Known for driving value across various sectors, Vanzura is passionate about issues like urban land scarcity and the need for hyper-local food production. He has spoken often about the need to simplify supply chains and ensure reliable access to healthy, traceable food at a local level has become more crucial for communities worldwide.
The recently unveiled ‘Garden’ model is poised to make smart farming more accessible, offering automation and benefits similar to the Greenery at a lower upfront cost. Additionally, large-scale projects beckon as Freight Farms explores the use of its technology in expansive warehouse environments.
With the successful deployment of the Greenery container farm and its widespread adoption across various sectors, Freight Farms is not just cultivating crops; it is sowing the seeds of a sustainable future for food production.

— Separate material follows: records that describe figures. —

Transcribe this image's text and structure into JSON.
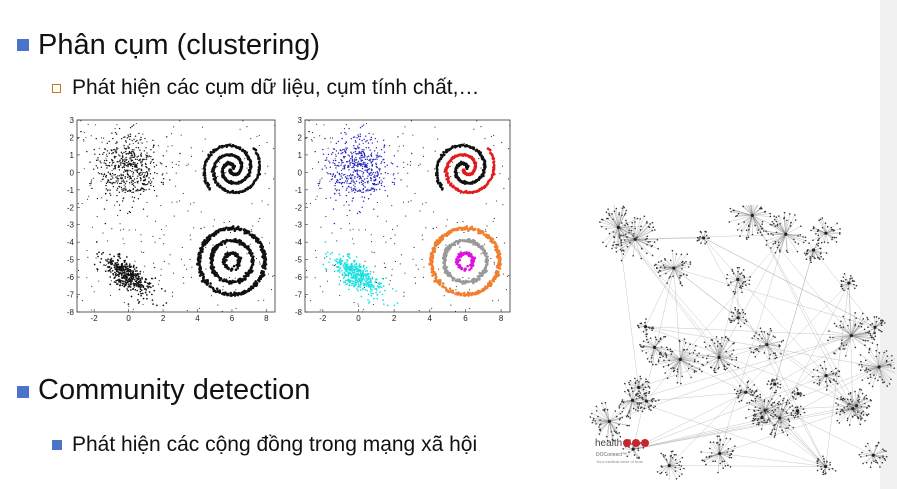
{
  "bullets": {
    "clustering_title": "Phân cụm (clustering)",
    "clustering_sub": "Phát hiện các cụm dữ liệu, cụm tính chất,…",
    "community_title": "Community detection",
    "community_sub": "Phát hiện các cộng đồng trong mạng xã hội"
  },
  "plots": {
    "x_ticks": [
      "-2",
      "0",
      "2",
      "4",
      "6",
      "8"
    ],
    "y_ticks": [
      "3",
      "2",
      "1",
      "0",
      "-1",
      "-2",
      "-3",
      "-4",
      "-5",
      "-6",
      "-7",
      "-8"
    ]
  },
  "colors": {
    "bullet": "#4a74c9",
    "sub_bullet": "#c97a1a",
    "cluster_blue": "#2222bb",
    "cluster_cyan": "#18e0e0",
    "cluster_red": "#e01c1c",
    "cluster_gray": "#999999",
    "cluster_magenta": "#e010e0",
    "cluster_orange": "#f08030"
  },
  "logo": {
    "word": "health",
    "line1": "DOConnect™",
    "line2": "Your medical circle of trust"
  }
}
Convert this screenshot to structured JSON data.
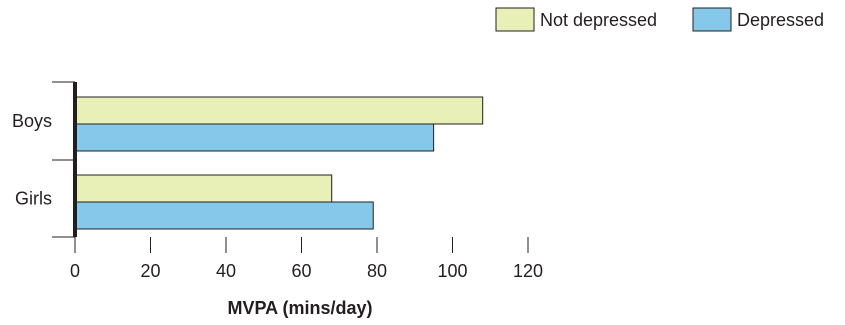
{
  "chart_data": {
    "type": "bar",
    "orientation": "horizontal",
    "categories": [
      "Boys",
      "Girls"
    ],
    "series": [
      {
        "name": "Not depressed",
        "values": [
          108,
          68
        ],
        "color": "#e8f0b8"
      },
      {
        "name": "Depressed",
        "values": [
          95,
          79
        ],
        "color": "#86c8ea"
      }
    ],
    "xlabel": "MVPA (mins/day)",
    "ylabel": "",
    "xlim": [
      0,
      120
    ],
    "xticks": [
      0,
      20,
      40,
      60,
      80,
      100,
      120
    ],
    "grid": false,
    "legend_position": "top-right"
  }
}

It’s critical for investors to see the distinction between Freight Farms and other AgTech players who have struggled. The trouble with some models is that they tried to operate massive infrastructure projects that became difficult to fund as capital markets tightened up.
Just look at AppHarvest, once a highflier but a few months ago filed for bankruptcy. Another, AeroFarms, pulled its plans to go public and later went bankrupt, though it emerged several weeks ago.

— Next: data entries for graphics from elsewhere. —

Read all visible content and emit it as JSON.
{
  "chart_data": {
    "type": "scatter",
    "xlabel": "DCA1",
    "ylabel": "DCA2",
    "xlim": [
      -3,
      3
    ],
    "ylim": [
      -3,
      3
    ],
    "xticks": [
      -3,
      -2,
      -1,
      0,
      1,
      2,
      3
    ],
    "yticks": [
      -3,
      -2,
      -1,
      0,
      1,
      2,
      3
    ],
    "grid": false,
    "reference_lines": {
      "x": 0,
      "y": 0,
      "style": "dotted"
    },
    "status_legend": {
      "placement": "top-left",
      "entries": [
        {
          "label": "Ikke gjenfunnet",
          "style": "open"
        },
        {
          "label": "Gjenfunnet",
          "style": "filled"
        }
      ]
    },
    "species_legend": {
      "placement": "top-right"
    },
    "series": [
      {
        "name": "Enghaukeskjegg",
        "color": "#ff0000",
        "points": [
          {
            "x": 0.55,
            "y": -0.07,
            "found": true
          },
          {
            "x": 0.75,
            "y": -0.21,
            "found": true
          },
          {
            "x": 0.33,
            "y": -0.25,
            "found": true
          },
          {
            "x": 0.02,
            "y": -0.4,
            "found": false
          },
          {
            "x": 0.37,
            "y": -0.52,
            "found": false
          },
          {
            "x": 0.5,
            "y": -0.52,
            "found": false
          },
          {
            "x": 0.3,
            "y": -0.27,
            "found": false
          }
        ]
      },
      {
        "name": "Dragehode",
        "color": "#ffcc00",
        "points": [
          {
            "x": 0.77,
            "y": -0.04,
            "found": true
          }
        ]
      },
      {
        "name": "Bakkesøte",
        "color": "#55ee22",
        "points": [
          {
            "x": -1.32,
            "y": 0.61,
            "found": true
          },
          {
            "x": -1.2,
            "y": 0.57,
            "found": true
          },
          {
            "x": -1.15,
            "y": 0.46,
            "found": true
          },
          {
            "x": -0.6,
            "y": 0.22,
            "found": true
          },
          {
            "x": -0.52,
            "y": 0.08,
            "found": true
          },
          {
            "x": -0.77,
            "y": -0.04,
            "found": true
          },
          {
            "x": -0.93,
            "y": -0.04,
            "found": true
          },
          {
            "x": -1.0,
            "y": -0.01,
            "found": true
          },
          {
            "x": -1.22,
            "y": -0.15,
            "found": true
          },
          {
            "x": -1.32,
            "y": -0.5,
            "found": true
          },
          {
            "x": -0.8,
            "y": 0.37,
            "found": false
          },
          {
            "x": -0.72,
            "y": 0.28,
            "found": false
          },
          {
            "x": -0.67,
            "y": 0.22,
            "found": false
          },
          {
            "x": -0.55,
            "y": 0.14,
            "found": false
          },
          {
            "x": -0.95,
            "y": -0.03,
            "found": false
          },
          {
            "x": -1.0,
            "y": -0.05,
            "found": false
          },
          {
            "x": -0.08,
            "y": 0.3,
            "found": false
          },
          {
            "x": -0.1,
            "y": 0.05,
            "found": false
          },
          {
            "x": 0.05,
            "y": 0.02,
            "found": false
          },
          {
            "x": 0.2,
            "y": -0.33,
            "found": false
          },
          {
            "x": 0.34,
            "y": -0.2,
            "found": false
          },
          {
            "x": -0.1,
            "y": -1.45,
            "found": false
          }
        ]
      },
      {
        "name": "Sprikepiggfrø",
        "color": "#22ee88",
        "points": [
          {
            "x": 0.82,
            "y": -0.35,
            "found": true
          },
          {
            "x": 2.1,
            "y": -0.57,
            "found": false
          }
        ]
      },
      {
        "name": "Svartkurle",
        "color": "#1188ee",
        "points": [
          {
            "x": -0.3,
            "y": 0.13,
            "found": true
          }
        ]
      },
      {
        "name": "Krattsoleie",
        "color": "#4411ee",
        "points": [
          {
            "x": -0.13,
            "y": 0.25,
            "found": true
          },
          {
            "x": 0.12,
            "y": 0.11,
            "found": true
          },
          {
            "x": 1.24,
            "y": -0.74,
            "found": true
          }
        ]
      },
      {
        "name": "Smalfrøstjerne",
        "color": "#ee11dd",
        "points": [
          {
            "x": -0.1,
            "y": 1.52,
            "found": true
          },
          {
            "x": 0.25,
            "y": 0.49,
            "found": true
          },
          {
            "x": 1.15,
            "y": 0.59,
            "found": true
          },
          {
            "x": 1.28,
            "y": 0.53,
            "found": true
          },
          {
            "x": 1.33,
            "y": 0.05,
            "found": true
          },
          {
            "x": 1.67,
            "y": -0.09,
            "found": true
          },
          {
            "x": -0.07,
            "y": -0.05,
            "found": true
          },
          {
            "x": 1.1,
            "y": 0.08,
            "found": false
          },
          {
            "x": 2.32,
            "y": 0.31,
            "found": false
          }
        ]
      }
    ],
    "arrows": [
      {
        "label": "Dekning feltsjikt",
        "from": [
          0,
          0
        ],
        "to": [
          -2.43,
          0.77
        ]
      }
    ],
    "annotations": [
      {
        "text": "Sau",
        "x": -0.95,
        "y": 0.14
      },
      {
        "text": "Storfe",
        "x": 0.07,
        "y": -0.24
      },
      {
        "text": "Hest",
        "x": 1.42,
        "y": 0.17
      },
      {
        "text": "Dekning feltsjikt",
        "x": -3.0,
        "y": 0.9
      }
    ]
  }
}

Freight Farms stands to be far more resilient. In essence, the company is a technology provider not a grower itself. Customers purchase equipment as their own upfront investment ($150,000 for the Greenery model) and then subscription-based fees for ongoing support in the form of software and consumables.
Savvy investors will zero in on the latter revenue stream, which should command superior margins, as it continues to grow in importance. Recurring sales have grown from 3% of total revenue a few years ago to 9% in the year through June 2023.
Total revenue is growing at a blistering pace, with sales expected to nearly triple to $60 million in 2025 from $22.4 million in 2023. And those forecasts are anchored by real customer orders: Roughly half of the 2024 sales forecast is already accounted for by backlog.
Importantly, Freight Farms is priced conservatively, trading at an implied 3.7 times 2024 revenue. By comparison, Celsius Holdings, Inc. trades at 6.5 times 2024 consensus sales while Ginkgo Bioworks Holdings, Inc. commands a multiple of 6.7 times, according to Sentieo, an AI-enabled research platform.
Investors who buy now will join the company of leading AgTech investors including Aliaxis SA, Ospraie Ag Science, Spark Capital, Stage 1 Ventures, and Alkaline Partners. That group invested $17.5 million in a private funding round last year. In total, the company has raised $47 million to date, a strong sign of support from serious backers.
Investors who do a little digging should quickly see the connection between picks and shovels, and software and containers.